- The Washington Times - Wednesday, January 6, 2021

Senate Democratic Leader Charles E. Schumer said Wednesday that $2,000 stimulus checks will be “one of the first” items to tackle in the new Congress.

The New York Democrat took a victory lap as Democrats are on the verge of tying up control of the Senate, with one tight race in Georgia still uncalled.

“We sure didn’t take the most direct path to be here, but we are now here,” Mr. Schumer said. “America is experiencing one of the greatest crises, we’ve ever had in our history, and the Senate Democratic majority is committed to delivering the bold change, and help that Americans need and demand….Help is on the way.”

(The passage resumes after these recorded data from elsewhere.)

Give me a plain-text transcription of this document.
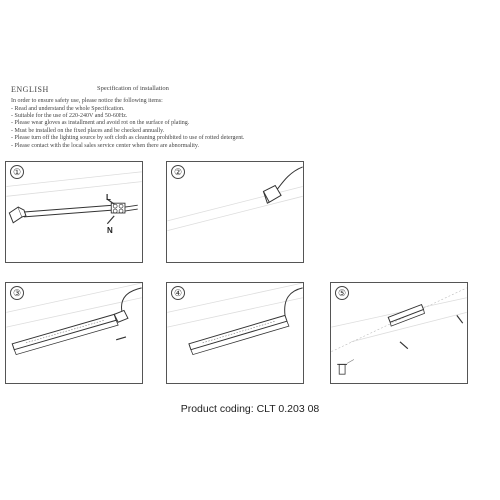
ENGLISH	Specification of installation
In order to ensure safety use, please notice the following items:
- Read and understand the whole Specification.
- Suitable for the use of 220-240V and 50-60Hz.
- Please wear gloves as installment and avoid rot on the surface of plating.
- Must be installed on the fixed places and be checked annually.
- Please turn off the lighting source by soft cloth as cleaning prohibited to use of rotted detergent.
- Please contact with the local sales service center when there are abnormality.
①
L
N
②
③	④	⑤
Product coding: CLT 0.203 08
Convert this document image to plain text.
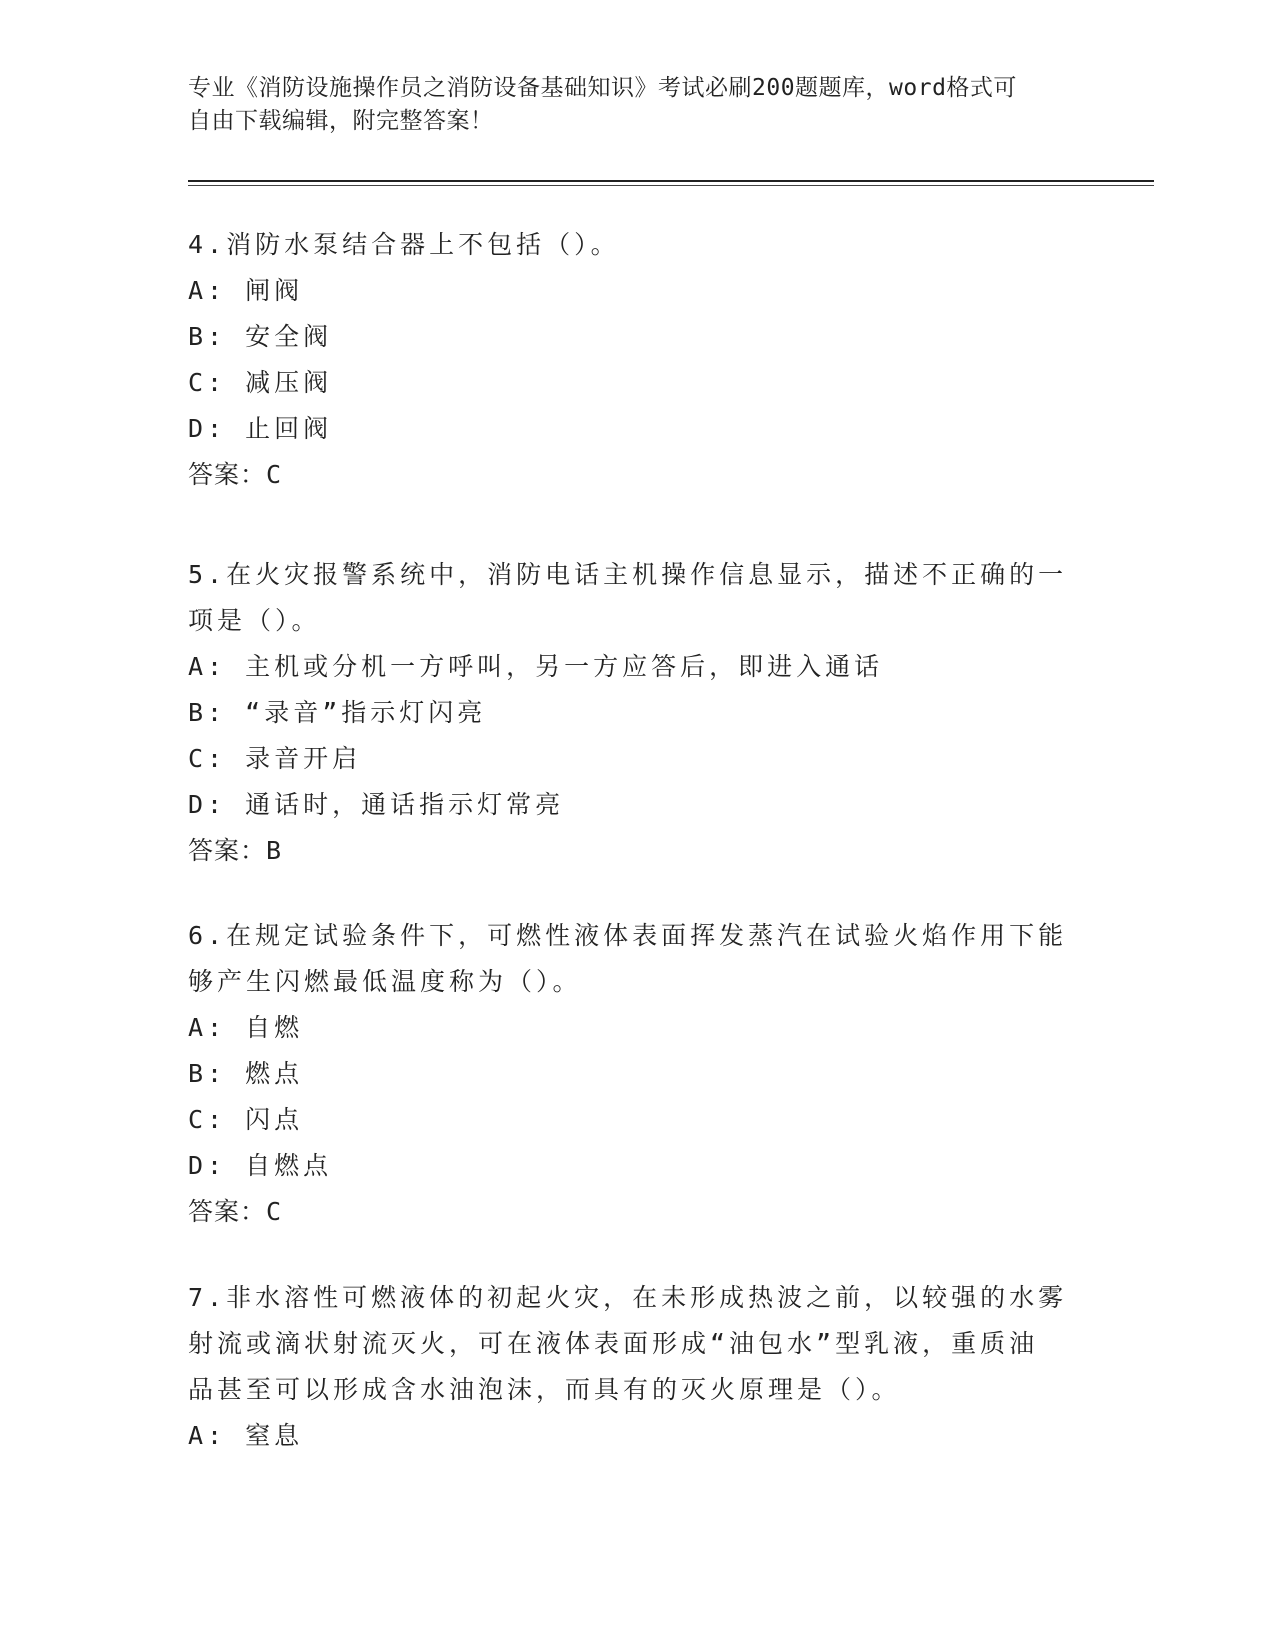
专业《消防设施操作员之消防设备基础知识》考试必刷200题题库，word格式可
自由下载编辑，附完整答案！
4.消防水泵结合器上不包括（）。
A: 闸阀
B: 安全阀
C: 减压阀
D: 止回阀
答案：C
5.在火灾报警系统中，消防电话主机操作信息显示，描述不正确的一
项是（）。
A: 主机或分机一方呼叫，另一方应答后，即进入通话
B: “录音”指示灯闪亮
C: 录音开启
D: 通话时，通话指示灯常亮
答案：B
6.在规定试验条件下，可燃性液体表面挥发蒸汽在试验火焰作用下能
够产生闪燃最低温度称为（）。
A: 自燃
B: 燃点
C: 闪点
D: 自燃点
答案：C
7.非水溶性可燃液体的初起火灾，在未形成热波之前，以较强的水雾
射流或滴状射流灭火，可在液体表面形成“油包水”型乳液，重质油
品甚至可以形成含水油泡沫，而具有的灭火原理是（）。
A: 窒息
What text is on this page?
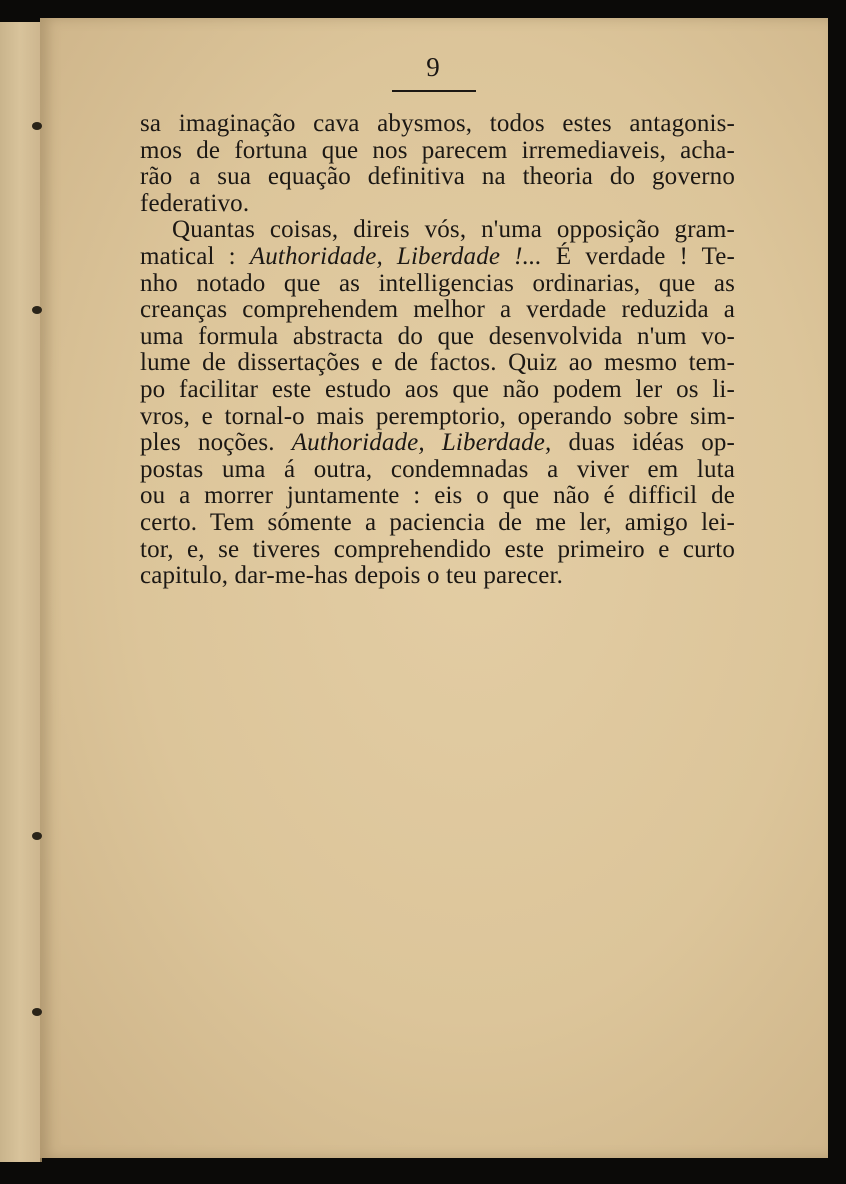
9
sa imaginação cava abysmos, todos estes antagonis-
mos de fortuna que nos parecem irremediaveis, acha-
rão a sua equação definitiva na theoria do governo
federativo.
Quantas coisas, direis vós, n'uma opposição gram-
matical : Authoridade, Liberdade !... É verdade ! Te-
nho notado que as intelligencias ordinarias, que as
creanças comprehendem melhor a verdade reduzida a
uma formula abstracta do que desenvolvida n'um vo-
lume de dissertações e de factos. Quiz ao mesmo tem-
po facilitar este estudo aos que não podem ler os li-
vros, e tornal-o mais peremptorio, operando sobre sim-
ples noções. Authoridade, Liberdade, duas idéas op-
postas uma á outra, condemnadas a viver em luta
ou a morrer juntamente : eis o que não é difficil de
certo. Tem sómente a paciencia de me ler, amigo lei-
tor, e, se tiveres comprehendido este primeiro e curto
capitulo, dar-me-has depois o teu parecer.
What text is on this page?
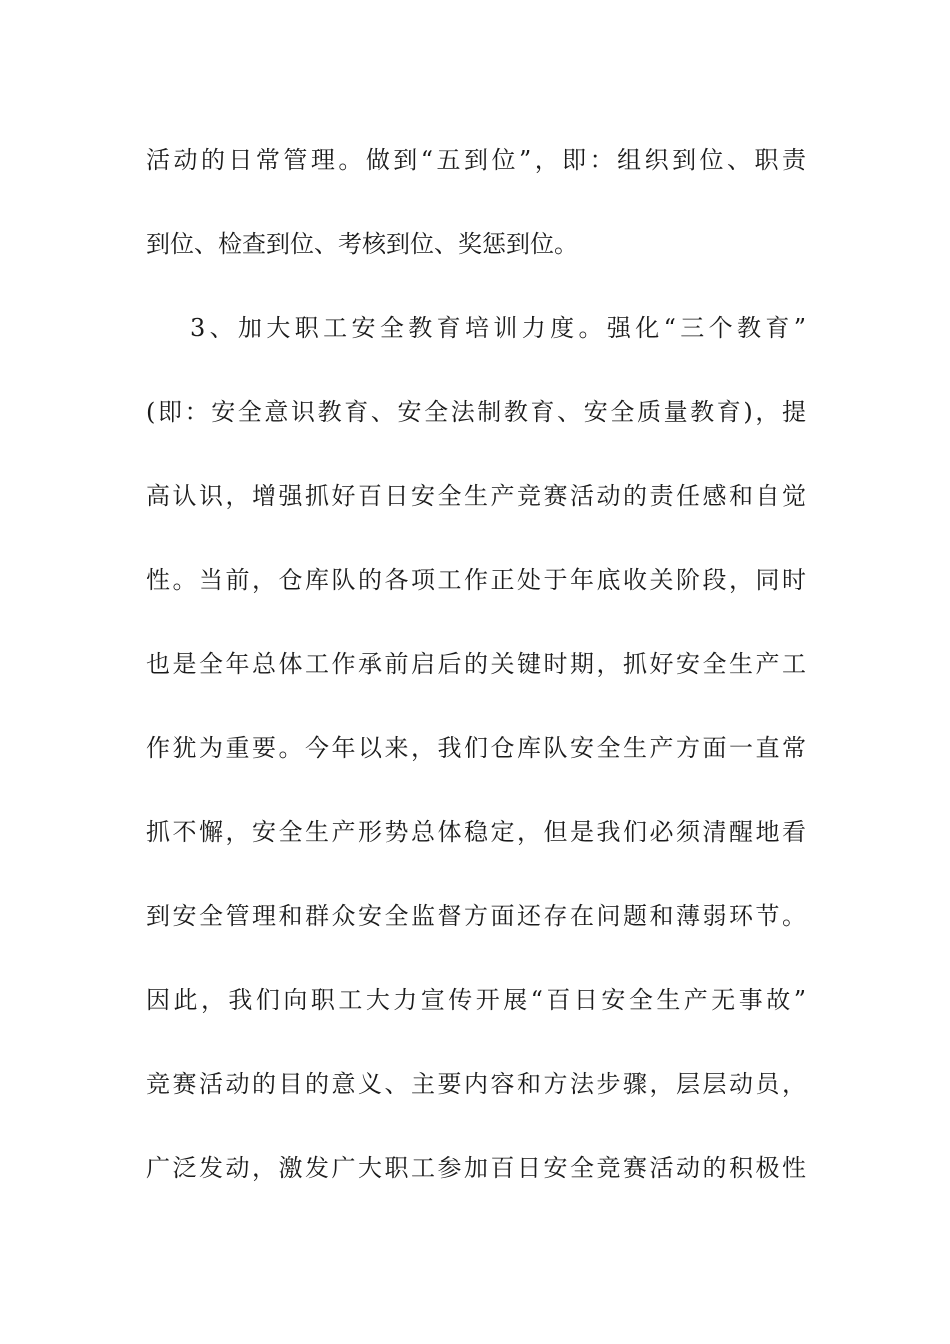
活动的日常管理。做到“五到位”，即：组织到位、职责
到位、检查到位、考核到位、奖惩到位。
3、加大职工安全教育培训力度。强化“三个教育”
(即：安全意识教育、安全法制教育、安全质量教育)，提
高认识，增强抓好百日安全生产竞赛活动的责任感和自觉
性。当前，仓库队的各项工作正处于年底收关阶段，同时
也是全年总体工作承前启后的关键时期，抓好安全生产工
作犹为重要。今年以来，我们仓库队安全生产方面一直常
抓不懈，安全生产形势总体稳定，但是我们必须清醒地看
到安全管理和群众安全监督方面还存在问题和薄弱环节。
因此，我们向职工大力宣传开展“百日安全生产无事故”
竞赛活动的目的意义、主要内容和方法步骤，层层动员，
广泛发动，激发广大职工参加百日安全竞赛活动的积极性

Democrat Rev. Raphael Warnock was declared the victor in his challenge against Sen. Kelly Loeffler. Jon Ossoff is predicted to win against Sen. David Perdue, though the race has not been officially called yet.

If the results hold up, the Senate would have an even 50-50 split between the parties, with Vice-President elect Kamala Harris casting the tie-breaking vote to put the chamber under Democratic control.

Mr. Schumer said once both new senators are sworn in, they’ll get to work on the next round of stimulus checks, which were featured heavily in the last weeks of the Georgia races.

House Speaker Nancy Pelosi, California Democrat, also celebrated the Democrats’ performance in Georgia with an eye towards more coronavirus relief with the new administration.

“Together, in under two weeks when we inaugurate the new Biden-Harris Administration, a unified Democratic Party will advance extraordinary progress For The People,” Mrs. Pelosi said. “We will pursue a science and values-based plan to crush the virus and deliver relief to struggling families, safeguard the right to quality affordable health care and launch a plan to Build Back Better powered by fair economic growth.”

President Trump pushed for the $2,000 checks before the end of the last Congress, making for a surprising alliance with Mr. Ossoff, Mr. Warnock, and the other Democrats on Capitol Hill.

The House passed a bill before the new year that would have sent the boosted stimulus payments to the public, but it couldn’t clear the Senate where Republicans were wary of even the $600 payments that passed in December.